La mort peut attendre

1 h 30. Une femme à la sacoche plastifiée en faux-crocodile se présente au triage. L’infirmière l’accueille, l’écoute avec bienveillance puis la renvoie dans la salle d’attente. Elle me dit tout bas: « Cette patiente a des idées suicidaires; elle ne doit pas rester seule avant d’être vue par le médecin. » Ça tombe bien, elle est accompagnée de sa sœur. Mais à 3 h, celle-ci quitte l’hôpital. Besoin de dormir deux heures avant d’aller travailler. J’avise mon remplaçant de suspendre ses rondes et de ne pas quitter la patiente des yeux.

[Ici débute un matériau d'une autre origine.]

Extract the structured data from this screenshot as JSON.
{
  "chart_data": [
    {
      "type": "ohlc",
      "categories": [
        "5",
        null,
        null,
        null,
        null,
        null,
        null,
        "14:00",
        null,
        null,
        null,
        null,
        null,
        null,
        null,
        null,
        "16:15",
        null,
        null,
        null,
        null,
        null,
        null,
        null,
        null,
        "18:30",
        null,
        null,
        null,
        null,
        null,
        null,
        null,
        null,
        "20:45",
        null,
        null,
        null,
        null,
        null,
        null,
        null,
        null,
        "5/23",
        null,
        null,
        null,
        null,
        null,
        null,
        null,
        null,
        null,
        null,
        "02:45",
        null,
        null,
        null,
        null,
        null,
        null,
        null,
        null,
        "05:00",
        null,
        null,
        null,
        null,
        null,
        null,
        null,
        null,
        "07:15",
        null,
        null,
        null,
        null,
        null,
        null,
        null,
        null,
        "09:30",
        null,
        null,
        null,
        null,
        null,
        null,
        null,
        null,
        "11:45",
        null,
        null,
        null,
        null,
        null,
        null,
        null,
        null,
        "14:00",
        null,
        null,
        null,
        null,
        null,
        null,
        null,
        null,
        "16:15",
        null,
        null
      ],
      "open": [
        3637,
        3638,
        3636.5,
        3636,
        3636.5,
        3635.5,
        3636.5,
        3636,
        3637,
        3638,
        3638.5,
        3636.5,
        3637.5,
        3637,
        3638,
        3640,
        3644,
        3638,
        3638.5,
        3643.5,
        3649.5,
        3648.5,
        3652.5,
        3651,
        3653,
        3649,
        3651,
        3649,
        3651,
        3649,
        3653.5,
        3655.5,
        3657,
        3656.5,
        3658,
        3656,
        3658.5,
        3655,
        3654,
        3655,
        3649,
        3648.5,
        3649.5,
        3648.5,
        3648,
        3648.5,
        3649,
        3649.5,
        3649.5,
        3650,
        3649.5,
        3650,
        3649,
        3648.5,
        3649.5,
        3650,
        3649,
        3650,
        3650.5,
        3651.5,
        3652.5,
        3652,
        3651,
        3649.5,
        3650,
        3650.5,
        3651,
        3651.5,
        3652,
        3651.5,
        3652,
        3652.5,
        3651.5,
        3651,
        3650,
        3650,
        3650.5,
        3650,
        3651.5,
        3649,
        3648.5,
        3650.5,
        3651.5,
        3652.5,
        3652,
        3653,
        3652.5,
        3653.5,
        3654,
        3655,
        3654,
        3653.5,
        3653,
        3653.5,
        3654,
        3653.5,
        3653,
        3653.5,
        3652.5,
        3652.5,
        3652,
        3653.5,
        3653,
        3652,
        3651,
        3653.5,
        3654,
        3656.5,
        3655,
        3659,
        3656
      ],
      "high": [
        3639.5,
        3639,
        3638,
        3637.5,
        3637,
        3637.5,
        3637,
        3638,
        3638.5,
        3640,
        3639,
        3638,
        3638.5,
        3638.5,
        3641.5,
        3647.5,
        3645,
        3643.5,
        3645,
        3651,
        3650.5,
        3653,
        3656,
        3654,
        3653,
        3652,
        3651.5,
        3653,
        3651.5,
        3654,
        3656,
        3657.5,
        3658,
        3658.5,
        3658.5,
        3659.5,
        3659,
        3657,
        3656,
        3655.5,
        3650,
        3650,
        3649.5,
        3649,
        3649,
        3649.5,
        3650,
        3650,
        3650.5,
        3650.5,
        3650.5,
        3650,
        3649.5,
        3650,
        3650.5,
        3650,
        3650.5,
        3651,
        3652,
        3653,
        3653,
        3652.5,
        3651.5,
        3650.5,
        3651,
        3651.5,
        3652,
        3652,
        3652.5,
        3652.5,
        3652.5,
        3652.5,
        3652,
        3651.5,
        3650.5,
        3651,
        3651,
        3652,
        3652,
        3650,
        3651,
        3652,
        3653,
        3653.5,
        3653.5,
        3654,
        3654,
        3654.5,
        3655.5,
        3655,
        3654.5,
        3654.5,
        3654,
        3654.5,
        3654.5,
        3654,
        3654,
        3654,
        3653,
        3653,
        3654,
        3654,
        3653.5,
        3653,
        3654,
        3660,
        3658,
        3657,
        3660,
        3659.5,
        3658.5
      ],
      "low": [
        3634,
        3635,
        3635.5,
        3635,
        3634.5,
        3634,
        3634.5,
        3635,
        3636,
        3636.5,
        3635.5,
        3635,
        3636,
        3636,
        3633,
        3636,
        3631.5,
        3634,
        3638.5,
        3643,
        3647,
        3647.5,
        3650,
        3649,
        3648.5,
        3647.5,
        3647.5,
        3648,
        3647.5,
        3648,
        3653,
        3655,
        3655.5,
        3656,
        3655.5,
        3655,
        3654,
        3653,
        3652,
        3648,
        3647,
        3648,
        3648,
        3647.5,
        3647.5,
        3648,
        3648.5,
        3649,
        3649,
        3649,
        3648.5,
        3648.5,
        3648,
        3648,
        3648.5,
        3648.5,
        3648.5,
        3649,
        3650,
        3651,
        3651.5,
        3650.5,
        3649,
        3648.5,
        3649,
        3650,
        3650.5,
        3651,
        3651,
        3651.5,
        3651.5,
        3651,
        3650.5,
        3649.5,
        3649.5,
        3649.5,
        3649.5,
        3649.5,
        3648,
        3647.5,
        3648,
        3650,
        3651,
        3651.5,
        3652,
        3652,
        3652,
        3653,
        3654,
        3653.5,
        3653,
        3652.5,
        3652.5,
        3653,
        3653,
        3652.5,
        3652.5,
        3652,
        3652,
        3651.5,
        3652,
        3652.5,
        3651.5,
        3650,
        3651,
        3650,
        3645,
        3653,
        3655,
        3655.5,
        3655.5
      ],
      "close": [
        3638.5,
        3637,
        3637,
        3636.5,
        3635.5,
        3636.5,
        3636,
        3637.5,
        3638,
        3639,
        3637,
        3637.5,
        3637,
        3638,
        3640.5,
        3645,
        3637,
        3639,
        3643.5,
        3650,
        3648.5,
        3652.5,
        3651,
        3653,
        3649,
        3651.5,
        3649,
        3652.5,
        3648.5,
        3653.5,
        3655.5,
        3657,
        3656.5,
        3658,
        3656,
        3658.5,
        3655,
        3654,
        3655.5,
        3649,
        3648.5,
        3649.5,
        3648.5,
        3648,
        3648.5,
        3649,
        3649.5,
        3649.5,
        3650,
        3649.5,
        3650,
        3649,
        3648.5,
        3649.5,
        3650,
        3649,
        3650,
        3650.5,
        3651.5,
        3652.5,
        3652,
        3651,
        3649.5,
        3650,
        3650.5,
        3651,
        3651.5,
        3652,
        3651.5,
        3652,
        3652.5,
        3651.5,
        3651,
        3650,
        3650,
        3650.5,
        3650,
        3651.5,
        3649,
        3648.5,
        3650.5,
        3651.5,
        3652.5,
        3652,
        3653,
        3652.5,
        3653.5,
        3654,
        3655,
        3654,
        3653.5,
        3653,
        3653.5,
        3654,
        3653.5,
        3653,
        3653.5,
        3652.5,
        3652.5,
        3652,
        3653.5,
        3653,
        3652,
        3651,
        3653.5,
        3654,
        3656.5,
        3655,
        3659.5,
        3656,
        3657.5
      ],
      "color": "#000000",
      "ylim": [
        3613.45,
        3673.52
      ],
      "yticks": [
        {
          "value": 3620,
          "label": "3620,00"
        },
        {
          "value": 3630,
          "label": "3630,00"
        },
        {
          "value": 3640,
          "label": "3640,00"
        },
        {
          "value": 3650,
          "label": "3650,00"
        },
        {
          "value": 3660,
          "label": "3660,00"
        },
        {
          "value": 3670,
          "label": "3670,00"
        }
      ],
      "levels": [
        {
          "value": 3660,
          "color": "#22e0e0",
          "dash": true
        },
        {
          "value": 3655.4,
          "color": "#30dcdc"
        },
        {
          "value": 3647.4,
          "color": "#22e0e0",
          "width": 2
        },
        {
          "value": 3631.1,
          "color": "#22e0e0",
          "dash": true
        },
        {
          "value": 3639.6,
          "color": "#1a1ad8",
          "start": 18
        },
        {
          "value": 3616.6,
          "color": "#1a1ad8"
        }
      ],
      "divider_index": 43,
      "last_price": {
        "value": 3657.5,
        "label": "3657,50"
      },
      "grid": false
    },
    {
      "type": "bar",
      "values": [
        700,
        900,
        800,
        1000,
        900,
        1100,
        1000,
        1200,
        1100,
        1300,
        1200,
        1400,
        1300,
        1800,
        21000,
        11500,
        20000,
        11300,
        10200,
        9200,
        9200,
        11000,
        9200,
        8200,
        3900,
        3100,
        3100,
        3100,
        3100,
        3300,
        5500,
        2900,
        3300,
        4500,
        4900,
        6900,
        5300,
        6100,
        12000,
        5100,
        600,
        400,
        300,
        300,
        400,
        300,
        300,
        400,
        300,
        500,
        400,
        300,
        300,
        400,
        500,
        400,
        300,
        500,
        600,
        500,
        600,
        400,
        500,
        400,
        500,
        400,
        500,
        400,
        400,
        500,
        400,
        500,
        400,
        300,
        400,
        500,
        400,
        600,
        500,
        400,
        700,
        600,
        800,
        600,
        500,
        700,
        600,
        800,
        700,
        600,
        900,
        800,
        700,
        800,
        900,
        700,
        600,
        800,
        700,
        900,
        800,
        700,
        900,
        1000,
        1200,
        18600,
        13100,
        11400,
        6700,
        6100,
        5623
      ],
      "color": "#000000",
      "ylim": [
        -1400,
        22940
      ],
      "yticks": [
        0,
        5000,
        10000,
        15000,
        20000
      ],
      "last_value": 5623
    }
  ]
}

Arrive une jeune femme qui vomit un sang pâteux comme de la bouette. Priorité 1. Conduite aussitôt dans la Salle de chocs. S’amène ensuite une mère et son enfant en détresse respiratoire. Priorité 1. Direction Salle de chocs. La dame à la sacoche en faux-crocodile attend sagement son tour. Elle regarde la télé, une émission du canal Évasion; un type en habit cravate qui renippe des hôtels en décrépitude. Je me dis que ça va l’achever. Ben non, à 60 ans, elle doit penser que sa propre mort peut attendre, qu’elle compte moins que la vie de cette femme et de cet enfant.

Mais alors pourquoi une dame si généreuse, qui a du vécu et du jugement, qui connaît si bien la valeur de la vie, songe en même temps à la quitter? Je n’ai pas eu le temps d’y réfléchir trop longtemps. À 4 h 15, le médecin l’a appelée. Priorité 2.